«El taller de escritura» de Laurent Cantet
Laurent Cantet regresa a nuestras pantallas tras Regreso a Ítaca (2014), colaborando de nuevo con Robin Campillo, el cual también estrenó hace unos meses 120 pulsaciones por minuto (2017), una de las mejores películas de lo que va de año para este redactor. La colaboración entre estos dos cineastas es ya algo habitual, aunque no se daba desde La Clase (2008), por la cual Cantet ganó la Palma de Oro en Cannes. Esta nueva colaboración ha resultado en el filme a comentar: El taller de escritura (2017).
La película arranca con un curioso plano de un videojuego (The Witcher 3: Wild Hunt para los curiosos) que descoloca al espectador, aunque tendrá un curioso reverso más adelante. Tras esta especie de prólogo conocemos a los personajes: un grupo de chicos y chicas jóvenes de diferentes etnias guiados/as por Olivia (Marina Foïs) cuyo objetivo es formar un relato capitaneado por esta escritora de cierto éxito. Es muy interesante asistir a cómo cada uno de estos personajes se define a sí mismo a partir del intercambio de opiniones e ideas, siendo capaces de tener una cierta distancia como espectadores y a la vez simpatizando con aquellos con los que compartimos ideas.
El avance de la narración resulta algo ambiguo: los personajes cambian de lugar a cada reunión y vemos cómo ese relato se perfila lentamente, pero no sabemos hacia dónde nos lleva la película exactamente. Pero la narración se establece una vez toma a Antoine (Matthieu Lucci) cómo protagonista, una decisión atrevida por parte de Cantet, pues nuestro protagonista es el chico del grupo que cuenta con más privilegios: blanco, heterosexual, de clase adinerada, que además vemos cómo tiene una serie de prejuicios contra los demás.

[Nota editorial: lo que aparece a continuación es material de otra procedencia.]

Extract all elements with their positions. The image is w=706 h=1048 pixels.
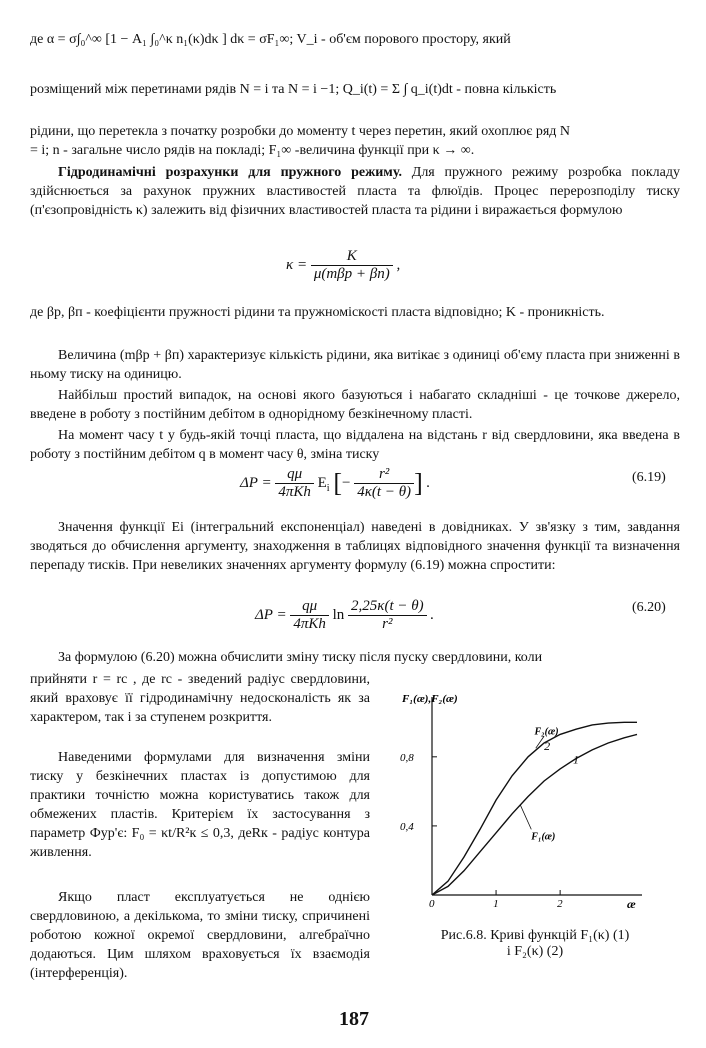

A partir de centrar la historia más en Antoine, el protagonismo coral se va disipando y las reuniones parecen tener como objetivo la contraposición de ideas del resto de personajes contra las de Antoine, no sólo suponiendo un conflicto para él, sino también haciendo que el espectador le conozca mejor. Por lo tanto, el juego meta narrativo de la creación de un relato también se pierde, algo que tal vez hubiera sido interesante explorar.

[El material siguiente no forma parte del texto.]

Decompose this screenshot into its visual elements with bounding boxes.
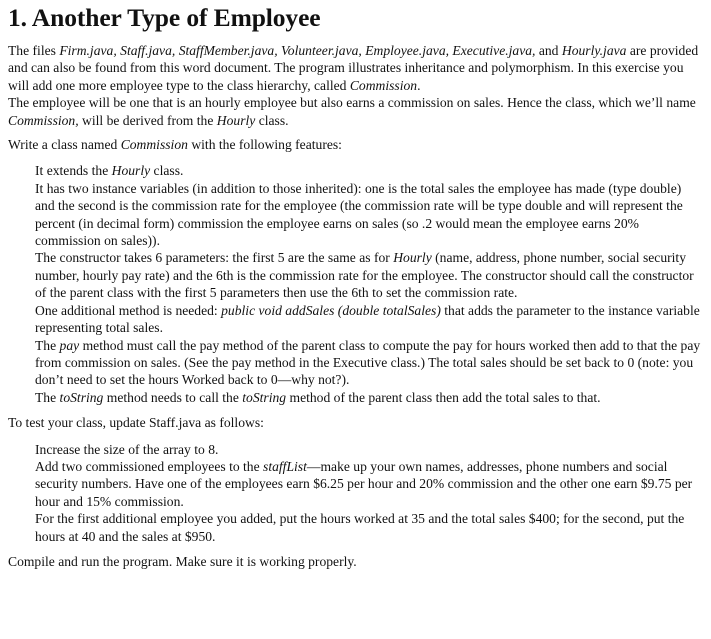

Cada vez nos introducimos más en la vida de Antoine, siendo testigos de sus ratos muertos, sus amistades, sus obsesiones, etc. Pero esta estrategia acaba haciéndose algo pesada con el paso de los minutos, una vez el espectador intuye y más o menos conoce al personaje esta exploración tan detallada resulta algo excesiva. Esta decisión se justifica a partir de lo que Cantet quiere hacer ver al espectador, un joven que representa a una juventud confusa y perdida en la sociedad occidental actual.
A esta pesadez narrativa tampoco ayuda su puesta en escena, la cámara parece merodear a través de la acción como un narrador en tercera persona, limitándose a mostrar el avance del relato sin destacar en ningún momento. El sonido a veces sí parece destacar un poco más en ciertas secuencias, pero la apuesta por esta visión formal, aunque interesante, acaba resultando cinematográficamente pobre. Esto deriva que en cuánto la película se adentra en el thriller, dónde estos recursos pueden ser más explotados, no se ha establecido un previo interés en su puesta en escena y no conecta con el espectador.
Cantet se centra más en poner de relieve una serie de temas y reflexiones en torno a la sociedad occidental. Su visión sobre cómo la tecnología está relacionada con la vida cotidiana de la juventud, y cómo a través de ésta puede fomentarse la ignorancia: sea por el consumo de videojuegos (un tema algo quemado ya), o el acceso a vídeos de ultraderecha y terrorismo que pueden captar adeptos entre los adolescentes. Hay múltiples temas secundarios, explotados sobre todo en las reuniones de escritura, dónde se habla de la violencia, la creatividad o qué es el arte.
El taller de escritura permanece en la memoria cómo una curiosa película dónde se debaten temas de gran interés e importancia sobre la actualidad, que reflejan la sociedad común europea y la diferencia de clase social (más aún siendo en La Ciotat, una ciudad con un pasado obrero muy potente); pero cuyas imágenes y sonidos no logran ahondar en el espectador.